The military accused the NLD of fraud during the poll, but independent election observers said there was no evidence to support this claim.
Ms Suu Kyi’s supporters say the charges against her are politically motivated and designed to discredit and bar the popular leader from running against the army in future elections. The trial has been widely condemned by the international community, which has called for democracy to be restored.
The UN’s human rights chief heavily criticised the junta over the conviction and demanded her release. The conviction “closes another door to political dialogue” in Myanmar and “will only deepen rejection of the coup”, Michelle Bachelet said in a statement.
Zhao Lijian, a spokesman for the Chinese foreign ministry, struck a more cautious tone, saying: “As a friendly neighbour, we sincerely hope that all parties in Myanmar will proceed from the long-term interests of the country.”
Ms Suu Kyi’s detention and the overturning of the civilian government sparked protests that have been brutally suppressed, with demonstrators killed on the streets, detained and tortured. More than 1,300 civilians have been killed since the coup, according to a local activist group.

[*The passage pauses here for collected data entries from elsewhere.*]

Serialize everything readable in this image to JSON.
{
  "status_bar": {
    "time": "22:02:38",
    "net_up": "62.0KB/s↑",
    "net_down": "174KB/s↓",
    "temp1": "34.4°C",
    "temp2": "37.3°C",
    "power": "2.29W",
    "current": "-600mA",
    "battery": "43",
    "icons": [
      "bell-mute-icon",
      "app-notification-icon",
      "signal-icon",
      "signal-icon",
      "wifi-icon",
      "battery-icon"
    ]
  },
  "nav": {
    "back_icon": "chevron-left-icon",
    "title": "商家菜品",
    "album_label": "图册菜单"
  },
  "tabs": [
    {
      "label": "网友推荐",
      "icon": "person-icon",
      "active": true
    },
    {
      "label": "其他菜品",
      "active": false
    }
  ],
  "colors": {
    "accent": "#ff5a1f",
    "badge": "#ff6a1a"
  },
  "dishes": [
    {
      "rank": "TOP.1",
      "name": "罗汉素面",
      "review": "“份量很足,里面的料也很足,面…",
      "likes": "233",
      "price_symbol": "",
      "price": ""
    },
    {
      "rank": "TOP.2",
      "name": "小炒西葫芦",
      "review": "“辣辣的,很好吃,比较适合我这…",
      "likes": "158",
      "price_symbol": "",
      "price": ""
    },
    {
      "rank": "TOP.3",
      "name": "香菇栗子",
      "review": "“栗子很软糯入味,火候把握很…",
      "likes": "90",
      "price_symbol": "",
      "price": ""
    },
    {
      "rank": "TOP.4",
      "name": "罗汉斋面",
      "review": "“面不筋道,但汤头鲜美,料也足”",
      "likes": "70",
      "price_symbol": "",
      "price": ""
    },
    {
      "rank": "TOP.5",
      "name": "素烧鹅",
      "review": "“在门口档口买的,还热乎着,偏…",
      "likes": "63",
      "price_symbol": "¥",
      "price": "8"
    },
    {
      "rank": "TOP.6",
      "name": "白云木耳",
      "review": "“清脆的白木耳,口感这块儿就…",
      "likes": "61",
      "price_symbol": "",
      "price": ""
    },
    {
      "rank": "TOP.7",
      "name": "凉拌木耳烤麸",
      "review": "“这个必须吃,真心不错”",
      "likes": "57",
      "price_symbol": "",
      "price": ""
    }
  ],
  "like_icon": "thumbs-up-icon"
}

Since the February coup, dozens of “people’s defence forces” (PDFs) have sprung up across Myanmar to fight back against the generals’ takeover.
One such group are the Karenni Nationalities Defence Force in the eastern Kayah state. “The speed with which these local PDFs have mobilised, obtained weapons, and developed the tactics and capabilities to regularly ambush regime forces has been striking,” said Richard Horsey, Myanmar senior adviser to the International Crisis Group.